Nevertheless, such price action will be more likely and reliable if we see a drop below the previously-broken upper border of the red declining trend channel and the lower line of the blue consolidation.
What could happen if we see such developments? In our opinion, the pair will extend declines and test the orange support line based on the previous lows in the following days. This pro bearish scenario is also reinforced by the broader picture of EUR/USD.
As you see on the charts below, the exchange rate remains in the yellow consolidation under the orange resistance zone, which together with the sell signals generated by the weekly and monthly indicators (marked on the charts below) increase the probability that another move will be to the downside.
USD/JPY
From the medium-term perspective, we see that USD/JPY is trading in the blue consolidation under the yellow resistance zone and the orange declining resistance line, which together continue to block the way to higher levels for many weeks.
Will we see another attempt to break above this resistance area in the coming days? Let’s examine the very short-term chart to find out.
On the daily chart, we see that although USD/JPY came back above the long-term red declining resistance line and invalidated the earlier breakdown, currency bulls didn’t push the pair significantly higher, showing their weakness. We saw similar price action at the end of October, at the beginning of November and at the beginning of this month, which doesn’t bode well for further improvement.
Why? As you see on the above chart, in all previous cases, USD/JPY sooner or later turned south, which resulted in the invalidation of the previous breakouts. Taking this fact into account and combining it with the sell signal generated by the Stochastic Oscillator, we think that we’ll see one more move to the downside in the coming days. Therefore, if the exchange rate closes today’s session (or one of the following) under the red line, we’ll likely see a test of the orange support line based on the previous lows in the following days. However, if this area is broken, the next downside target for currency bears will be around 110.82-111, where the 50% Fibonacci retracement and the November lows are.
USD/CAD
Quoting our last commentary on this currency pair:
(…) USD/CAD moved lower after an invalidation of the tiny breakout above the upper line of the green consolidation.
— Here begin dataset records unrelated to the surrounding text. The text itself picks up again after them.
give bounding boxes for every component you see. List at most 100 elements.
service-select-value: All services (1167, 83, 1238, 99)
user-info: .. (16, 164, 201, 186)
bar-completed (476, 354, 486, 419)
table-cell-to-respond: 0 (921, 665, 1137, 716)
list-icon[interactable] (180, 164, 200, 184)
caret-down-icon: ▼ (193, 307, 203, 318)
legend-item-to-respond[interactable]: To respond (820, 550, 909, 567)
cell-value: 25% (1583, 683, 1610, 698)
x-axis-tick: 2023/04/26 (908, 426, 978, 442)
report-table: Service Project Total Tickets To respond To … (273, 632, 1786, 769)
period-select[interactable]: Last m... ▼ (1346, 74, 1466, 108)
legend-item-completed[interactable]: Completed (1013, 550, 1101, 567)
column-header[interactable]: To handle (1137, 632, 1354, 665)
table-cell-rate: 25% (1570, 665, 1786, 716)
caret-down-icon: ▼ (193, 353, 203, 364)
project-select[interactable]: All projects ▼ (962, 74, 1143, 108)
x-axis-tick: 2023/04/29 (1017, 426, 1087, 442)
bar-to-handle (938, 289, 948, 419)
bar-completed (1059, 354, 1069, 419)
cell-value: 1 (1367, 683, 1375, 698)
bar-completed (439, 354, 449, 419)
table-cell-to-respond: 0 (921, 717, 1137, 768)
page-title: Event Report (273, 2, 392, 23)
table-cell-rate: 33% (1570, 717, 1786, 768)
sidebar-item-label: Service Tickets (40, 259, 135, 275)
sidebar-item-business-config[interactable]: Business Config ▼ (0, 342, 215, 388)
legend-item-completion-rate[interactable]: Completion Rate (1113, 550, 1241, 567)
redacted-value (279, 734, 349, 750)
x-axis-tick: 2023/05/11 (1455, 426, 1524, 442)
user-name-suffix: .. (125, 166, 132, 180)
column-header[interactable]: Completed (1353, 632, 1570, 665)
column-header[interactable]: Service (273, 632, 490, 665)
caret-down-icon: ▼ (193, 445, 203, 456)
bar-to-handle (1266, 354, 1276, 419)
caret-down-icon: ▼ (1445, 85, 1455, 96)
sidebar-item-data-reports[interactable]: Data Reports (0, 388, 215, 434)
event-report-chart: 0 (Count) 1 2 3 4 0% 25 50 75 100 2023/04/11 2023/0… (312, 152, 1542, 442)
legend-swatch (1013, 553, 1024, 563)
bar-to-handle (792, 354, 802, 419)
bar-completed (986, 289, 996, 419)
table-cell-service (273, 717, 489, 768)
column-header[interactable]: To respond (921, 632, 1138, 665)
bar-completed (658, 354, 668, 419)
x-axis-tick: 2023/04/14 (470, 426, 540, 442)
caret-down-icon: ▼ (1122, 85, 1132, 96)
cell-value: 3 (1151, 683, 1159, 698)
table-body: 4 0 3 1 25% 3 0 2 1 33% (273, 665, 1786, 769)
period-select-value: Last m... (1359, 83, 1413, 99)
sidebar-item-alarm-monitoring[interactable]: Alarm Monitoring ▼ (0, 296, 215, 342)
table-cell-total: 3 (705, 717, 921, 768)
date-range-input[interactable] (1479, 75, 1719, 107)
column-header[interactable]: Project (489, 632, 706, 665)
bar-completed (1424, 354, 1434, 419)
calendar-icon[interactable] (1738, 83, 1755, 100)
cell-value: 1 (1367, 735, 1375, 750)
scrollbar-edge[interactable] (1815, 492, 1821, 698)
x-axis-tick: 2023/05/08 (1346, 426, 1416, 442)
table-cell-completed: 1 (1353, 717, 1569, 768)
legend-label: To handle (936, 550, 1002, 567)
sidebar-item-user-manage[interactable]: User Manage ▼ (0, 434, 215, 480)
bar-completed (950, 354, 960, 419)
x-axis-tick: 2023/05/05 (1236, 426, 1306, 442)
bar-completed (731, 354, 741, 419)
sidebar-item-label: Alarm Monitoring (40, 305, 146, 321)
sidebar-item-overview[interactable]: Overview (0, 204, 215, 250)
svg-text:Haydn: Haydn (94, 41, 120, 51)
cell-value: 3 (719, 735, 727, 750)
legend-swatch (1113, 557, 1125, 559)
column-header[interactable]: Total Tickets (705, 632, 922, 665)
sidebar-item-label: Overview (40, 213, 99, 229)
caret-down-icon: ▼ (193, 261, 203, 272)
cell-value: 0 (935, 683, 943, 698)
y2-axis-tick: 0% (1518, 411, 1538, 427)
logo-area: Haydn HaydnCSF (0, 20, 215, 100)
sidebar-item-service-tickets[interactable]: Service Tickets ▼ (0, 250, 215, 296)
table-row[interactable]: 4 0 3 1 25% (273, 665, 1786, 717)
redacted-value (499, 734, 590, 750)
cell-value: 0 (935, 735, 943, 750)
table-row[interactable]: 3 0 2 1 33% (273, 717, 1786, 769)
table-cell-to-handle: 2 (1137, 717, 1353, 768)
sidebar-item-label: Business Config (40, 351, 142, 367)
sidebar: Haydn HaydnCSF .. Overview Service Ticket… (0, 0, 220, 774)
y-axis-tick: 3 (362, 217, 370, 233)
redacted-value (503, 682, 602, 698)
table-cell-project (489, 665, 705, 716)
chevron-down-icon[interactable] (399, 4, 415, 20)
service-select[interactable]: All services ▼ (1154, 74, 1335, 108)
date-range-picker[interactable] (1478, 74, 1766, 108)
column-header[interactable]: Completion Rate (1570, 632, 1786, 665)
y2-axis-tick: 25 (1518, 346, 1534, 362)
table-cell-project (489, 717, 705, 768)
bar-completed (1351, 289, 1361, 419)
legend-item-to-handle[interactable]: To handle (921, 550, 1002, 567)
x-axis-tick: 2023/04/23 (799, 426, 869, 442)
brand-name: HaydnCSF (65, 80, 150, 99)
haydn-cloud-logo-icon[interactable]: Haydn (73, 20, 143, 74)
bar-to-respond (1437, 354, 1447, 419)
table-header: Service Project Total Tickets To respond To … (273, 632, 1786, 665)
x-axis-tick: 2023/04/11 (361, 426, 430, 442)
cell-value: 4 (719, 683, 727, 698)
What does it mean for the exchange rate? (…) If we see a decline from current levels, we think that the pair will test the last week’s lows in the following days.
Looking at the daily chart, we see that the situation developed in tune with our assumptions and USD/CAD extended losses, slipping to our downside target earlier today.
What’s next for the exchange rate? The proximity to the early December low and the current position of the indicators suggest that reversal and rebound are just around the corner. Nevertheless, what could happen if the pair breaks under this month’s low? In our opinion, such price action will result in a decline to the 38.2% Fibonacci retracement (around 1.2590) or even to 1.2525, where the long-term blue support line (seen more clearly on the charts below) currently is.